She’s learned not to get too close.
“Maybe I wasn’t worth documenting.”
“Or maybe someone’s been very deliberate about controlling information about you from the beginning.”
“You’re fishing,” I snap.
“I’m doing my job.”
Always the job. Always the professional justification.
“Your job involves harassment now?”
“My job involves investigation. If you call that harassment, maybe you have something to hide.”
Everything. I have everything to hide.
“I call it invasion of privacy.”
“You’re a public figure who plays a violent sport and has a reputation for aggressive behavior. Privacy is a luxury you gave up when you signed your first professional contract.”
The clinical assessment of my life makes anger surge in my chest. “Don’t take it personally?”
“Exactly. Don’t take it personally.”
Personal. Everything about you is personal.
“That’s where you’re wrong.”
Something in my voice makes her take half a step back, but she doesn’t retreat completely. “Wrong about what?”
“About keeping this impersonal. About pretendingthisdidn’t happen. About acting like you don’t feel this too.”
Color rises in her cheeks, but her chin lifts in that defiant gesture I recognize. “I don’t know what you’re referring to.”
“You know exactly what I’m referring to. The way you responded when I had you against those lockers. The way you looked when you thought I was going to kiss you.”
“That was a momentary lapse in professional judgment.”
“Was it? Because your hands were shaking when you thought I might actually follow through.”
“My hands shake when I’m angry.”
Angry. Right.
“Is that what you call it when your pulse races and your breathing gets shallow?”

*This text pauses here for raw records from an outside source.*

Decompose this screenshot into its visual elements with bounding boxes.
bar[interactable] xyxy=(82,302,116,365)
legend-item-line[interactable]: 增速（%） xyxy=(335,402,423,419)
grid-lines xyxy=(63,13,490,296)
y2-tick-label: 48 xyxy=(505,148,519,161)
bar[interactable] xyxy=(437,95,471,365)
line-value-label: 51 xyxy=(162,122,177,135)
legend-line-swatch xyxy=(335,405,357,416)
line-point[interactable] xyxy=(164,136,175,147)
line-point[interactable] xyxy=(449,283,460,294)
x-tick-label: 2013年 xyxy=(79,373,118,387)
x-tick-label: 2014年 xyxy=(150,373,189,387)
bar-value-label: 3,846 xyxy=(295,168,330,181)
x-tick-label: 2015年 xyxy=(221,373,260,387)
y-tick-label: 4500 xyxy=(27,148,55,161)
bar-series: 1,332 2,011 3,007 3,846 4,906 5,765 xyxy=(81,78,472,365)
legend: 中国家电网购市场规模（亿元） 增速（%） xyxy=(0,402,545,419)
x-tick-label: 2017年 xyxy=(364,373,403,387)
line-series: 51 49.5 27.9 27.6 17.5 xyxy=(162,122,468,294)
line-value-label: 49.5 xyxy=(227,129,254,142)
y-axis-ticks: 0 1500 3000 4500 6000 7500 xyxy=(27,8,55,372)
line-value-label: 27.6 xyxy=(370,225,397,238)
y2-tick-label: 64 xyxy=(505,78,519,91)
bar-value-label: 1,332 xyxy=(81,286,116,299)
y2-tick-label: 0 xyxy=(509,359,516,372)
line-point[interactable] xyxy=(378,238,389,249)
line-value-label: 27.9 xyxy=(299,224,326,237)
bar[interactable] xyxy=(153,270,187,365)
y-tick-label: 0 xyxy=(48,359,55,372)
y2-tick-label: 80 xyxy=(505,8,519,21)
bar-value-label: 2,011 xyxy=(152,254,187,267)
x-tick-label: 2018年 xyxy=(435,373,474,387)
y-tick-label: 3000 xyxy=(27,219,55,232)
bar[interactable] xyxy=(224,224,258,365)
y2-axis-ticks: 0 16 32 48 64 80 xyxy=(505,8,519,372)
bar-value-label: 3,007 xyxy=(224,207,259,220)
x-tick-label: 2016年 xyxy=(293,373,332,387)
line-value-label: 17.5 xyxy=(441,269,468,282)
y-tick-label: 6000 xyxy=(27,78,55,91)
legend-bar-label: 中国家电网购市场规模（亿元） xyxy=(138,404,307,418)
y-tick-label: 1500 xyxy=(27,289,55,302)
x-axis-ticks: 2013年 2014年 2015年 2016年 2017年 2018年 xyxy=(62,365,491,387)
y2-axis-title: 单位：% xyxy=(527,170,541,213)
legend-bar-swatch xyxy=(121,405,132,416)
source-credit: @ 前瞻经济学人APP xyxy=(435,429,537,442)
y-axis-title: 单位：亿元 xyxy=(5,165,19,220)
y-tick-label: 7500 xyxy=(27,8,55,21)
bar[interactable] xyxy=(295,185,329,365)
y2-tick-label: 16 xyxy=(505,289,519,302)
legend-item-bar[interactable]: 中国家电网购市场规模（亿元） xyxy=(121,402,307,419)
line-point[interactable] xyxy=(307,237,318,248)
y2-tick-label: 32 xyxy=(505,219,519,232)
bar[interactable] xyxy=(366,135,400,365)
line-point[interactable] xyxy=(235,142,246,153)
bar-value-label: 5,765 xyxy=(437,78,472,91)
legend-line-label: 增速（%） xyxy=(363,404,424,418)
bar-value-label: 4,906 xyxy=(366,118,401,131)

I step closer, deliberately invading her personal space, and watch her pupils dilate despite her attempts to maintain professional composure.
“That’s called adrenaline. It happens when people are being threatened.”
“Threatened? Is that how you see me?”
“I see you as someone who doesn’t respect boundaries.”
I laugh. “What boundaries? The ones you keep crossing every time you ask personal questions? The ones you ignore when you dig through my private life for story material?”
“Those are professional inquiries, not personal boundary violations.”